Gaming Components Breakdown
This is a very high-level breakdown of the classes of items that would be in the game. While they could be narrowed down to be much more specific, I think that these are very sufficient in a certain way.
Materials
Materials are produced by assets or bought from Earth. Or, alternatively… they’re just lying around on some other planet or moon. They are either consumed by other assets, or they are consumed directly by people. Some people might prefer developing “closed” ecosystems, but for first-pass stuff, consumption would result in some “waste” form.
Assets
Rockets! That seems simple enough. But there is a lot of complexity here, and this is where the extensibility really hits the road. Maximum propellant inventory and maximum Delta V would be hard-coded. In many aspects of mission designers, propellant metrics should be ignored until the end anyway.
In addition to this, some help reduce the need for rockets taking stuff from Earth to space stations. Some assets can only be produced in space.
People
If you have ever played Anno 1602, you’ll have a good idea of what I have in mind. There are naturally different tiers of people who will go into space, and they will come in stages. Unlike New World colonization, we have a very empirical basis to distinguish needs of different stages of travelers.

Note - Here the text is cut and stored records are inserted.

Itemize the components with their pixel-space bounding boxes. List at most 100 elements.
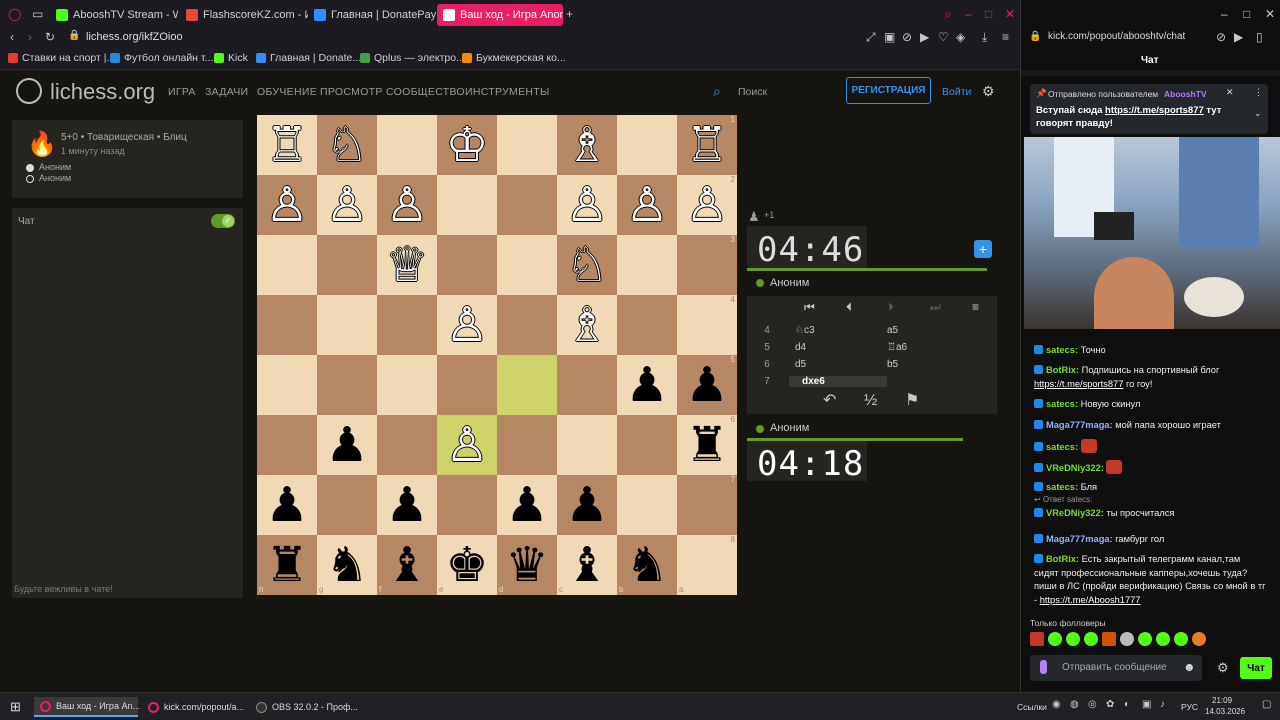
adblock-icon[interactable]: ⊘ — [1216, 31, 1226, 43]
kick-url[interactable]: kick.com/popout/abooshtv/chat — [1048, 31, 1185, 42]
adblock-icon[interactable]: ⊘ — [902, 31, 912, 43]
white-knight-icon[interactable]: ♘ — [325, 121, 368, 169]
tab-aboosh[interactable]: AbooshTV Stream - Watch — [50, 4, 178, 26]
pinned-link[interactable]: https://t.me/sports877 — [1105, 105, 1204, 116]
chat-username[interactable]: BotRix: — [1046, 554, 1082, 564]
search-icon[interactable]: ⌕ — [713, 84, 721, 98]
chat-link[interactable]: https://t.me/Aboosh1777 — [1040, 595, 1141, 605]
chat-username[interactable]: satecs: — [1046, 442, 1081, 452]
white-pawn-icon[interactable]: ♙ — [385, 181, 428, 229]
add-time-button[interactable]: + — [974, 240, 992, 258]
clock-date[interactable]: 14.03.2026 — [1205, 707, 1245, 716]
board-square[interactable]: ♟ — [617, 355, 677, 415]
black-rook-icon[interactable]: ♜ — [685, 421, 728, 469]
board-square[interactable]: ♟ — [257, 475, 317, 535]
taskbar-item-lichess[interactable]: Ваш ход - Игра An... — [34, 697, 140, 717]
chevron-down-icon[interactable]: ⌄ — [1254, 108, 1262, 119]
bookmark-1[interactable]: Ставки на спорт |... — [8, 52, 115, 64]
taskbar-item-obs[interactable]: OBS 32.0.2 - Проф... — [250, 697, 358, 717]
board-square[interactable] — [617, 295, 677, 355]
site-logo[interactable]: lichess.org — [50, 79, 155, 105]
black-move[interactable]: ♖a6 — [887, 342, 907, 353]
board-square[interactable]: ♙ — [437, 415, 497, 475]
player-icon[interactable]: ▶ — [920, 31, 929, 43]
board-square[interactable] — [257, 295, 317, 355]
board-square[interactable]: ♟ — [377, 475, 437, 535]
chat-username[interactable]: BotRix: — [1046, 365, 1082, 375]
white-pawn-icon[interactable]: ♙ — [445, 421, 488, 469]
url-text[interactable]: lichess.org/ikfZOioo — [86, 31, 183, 43]
white-knight-icon[interactable]: ♘ — [565, 241, 608, 289]
white-move[interactable]: d4 — [782, 342, 887, 353]
board-square[interactable]: ♝ f — [377, 535, 437, 595]
board-square[interactable] — [497, 175, 557, 235]
board-square[interactable]: ♙ — [377, 175, 437, 235]
board-square[interactable] — [317, 475, 377, 535]
nav-community[interactable]: СООБЩЕСТВО — [386, 86, 465, 98]
emote-icon[interactable] — [1156, 632, 1170, 646]
tray-icon[interactable]: ◉ — [1052, 700, 1061, 710]
chat-input[interactable]: Будьте вежливы в чате! — [14, 584, 113, 594]
board-square[interactable] — [377, 355, 437, 415]
maximize-icon[interactable]: □ — [985, 8, 992, 20]
first-move-icon[interactable]: ⏮ — [804, 301, 815, 313]
board-square[interactable] — [437, 475, 497, 535]
black-pawn-icon[interactable]: ♟ — [505, 481, 548, 529]
board-square[interactable]: ♛ d — [497, 535, 557, 595]
chat-username[interactable]: Maga777maga: — [1046, 534, 1115, 544]
board-square[interactable] — [617, 475, 677, 535]
chat-username[interactable]: VReDNiy322: — [1046, 463, 1106, 473]
last-move-icon[interactable]: ⏭ — [930, 301, 941, 313]
emote-icon[interactable] — [1066, 632, 1080, 646]
tray-icon[interactable]: ▣ — [1142, 700, 1151, 710]
board-square[interactable]: ♔ — [437, 115, 497, 175]
minimize-icon[interactable]: – — [965, 8, 972, 20]
white-rook-icon[interactable]: ♖ — [685, 121, 728, 169]
white-queen-icon[interactable]: ♕ — [385, 241, 428, 289]
board-square[interactable] — [257, 415, 317, 475]
tray-icon[interactable]: ◍ — [1070, 700, 1079, 710]
emote-icon[interactable] — [1120, 632, 1134, 646]
board-square[interactable] — [617, 115, 677, 175]
board-square[interactable] — [437, 175, 497, 235]
board-square[interactable]: ♝ c — [557, 535, 617, 595]
forward-icon[interactable]: › — [28, 31, 32, 43]
emote-icon[interactable] — [1048, 632, 1062, 646]
white-pawn-icon[interactable]: ♙ — [565, 181, 608, 229]
takeback-icon[interactable]: ↶ — [823, 393, 836, 409]
board-square[interactable] — [617, 235, 677, 295]
board-square[interactable]: ♟ — [557, 475, 617, 535]
register-button[interactable]: РЕГИСТРАЦИЯ — [846, 77, 931, 104]
board-square[interactable]: 8a — [677, 535, 737, 595]
black-pawn-icon[interactable]: ♟ — [325, 421, 368, 469]
chat-username[interactable]: satecs: — [1046, 482, 1081, 492]
bookmark-3[interactable]: Kick — [214, 52, 248, 64]
new-tab-icon[interactable]: + — [566, 8, 573, 20]
tab-donatepay[interactable]: Главная | DonatePay — [308, 4, 436, 26]
black-knight-icon[interactable]: ♞ — [625, 541, 668, 589]
emote-icon[interactable] — [1138, 632, 1152, 646]
board-square[interactable] — [377, 115, 437, 175]
white-bishop-icon[interactable]: ♗ — [565, 301, 608, 349]
white-pawn-icon[interactable]: ♙ — [445, 301, 488, 349]
board-square[interactable]: ♚ e — [437, 535, 497, 595]
black-bishop-icon[interactable]: ♝ — [385, 541, 428, 589]
bookmark-5[interactable]: Qplus — электро... — [360, 52, 465, 64]
board-square[interactable] — [497, 295, 557, 355]
emote-icon[interactable] — [1030, 632, 1044, 646]
opera-logo-icon[interactable]: ◯ — [8, 8, 21, 20]
board-square[interactable]: 4 — [677, 295, 737, 355]
board-square[interactable]: ♞ b — [617, 535, 677, 595]
search-tabs-icon[interactable]: ⌕ — [945, 8, 952, 20]
tray-icon[interactable]: ✿ — [1106, 700, 1114, 710]
language-indicator[interactable]: РУС — [1181, 702, 1198, 712]
chat-toggle[interactable]: ✓ — [211, 214, 235, 228]
chat-username[interactable]: satecs: — [1046, 399, 1081, 409]
black-pawn-icon[interactable]: ♟ — [265, 481, 308, 529]
black-knight-icon[interactable]: ♞ — [325, 541, 368, 589]
board-square[interactable]: ♙ — [617, 175, 677, 235]
taskbar-item-kick[interactable]: kick.com/popout/a... — [142, 697, 246, 717]
board-square[interactable]: 7 — [677, 475, 737, 535]
board-square[interactable] — [377, 415, 437, 475]
links-toolbar[interactable]: Ссылки — [1017, 702, 1047, 712]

- Robots: like telescopes, need data links, but otherwise no consumables, unless these are station attachments that need power links, etc
- Astronauts: what we have today, we know exactly how much food, water, and other stuff they need from ISS published data
- Fanatics: there is a group of people, less skilled than Astronauts, but willing to die for the cause of colonization
- Settlers
- Casuals
However, instead of a “pull” based model, I would prefer a “push” based model, based on the assumption that any of these people will be available for seats on a rocket, if you can afford to take them.
Locations
Locations should be described in the most simple terms possible, which is exactly what we have for a Delta V map. However, one of the nasty details that people don’t take about much is that Delta V maps aren’t truly universal. Because of the Oberth effects, the links between different points suffer more or less penalties. Additionally, some orbits only make any sense on the journey from one place to another. It is also a hierarchical model, going from moons to planets to heliocentric orbits.
This hierarchical model is the first part that I’ve started working on, because it’s core to the value proposition. With this implemented some value-adding mission designers could be quickly made public. After that, I think that the other resources can be built out on top of this scaffolding.
User Decision Order
I strongly advocate a sort of “headless” mode of mission designing, which instead of playing in any linear sense, users are just allowed to design a system using all assets that are available. The idea would be that architectures could be designed and shared on the internet (although I guess this is phase 2).
To actually “play”, we need to introduce user-restrictions and a notion of time. Restrictions would come in the form of money, both limited budgets and set payouts for accomplishment of objectives.
How is this different from what’s out there? We have some browser-based orbital simulators… which are themselves usually highly out of date. But this would not even be in the scope of this project. To be relevant to public discussions on this subject, everything must be based on the Delta V map type of layout (no integration, just accounting). That results in some nose-holding when it comes to technical details. It’s hard to say that you literally don’t care where on the planet Mars someone lands, but it doesn’t fundamentally influence rocket mass fractions, so it’s not critically important for doing a big-picture economic simulation.
The only thing I regret about this approach is that it would involve replication of things like the building ladder in Kerbal Space Program. However, I am firmly interested in the real world, even if the numbers are blatantly guesswork, and there is a very specific domain of applicability. Educated guesswork is beautiful.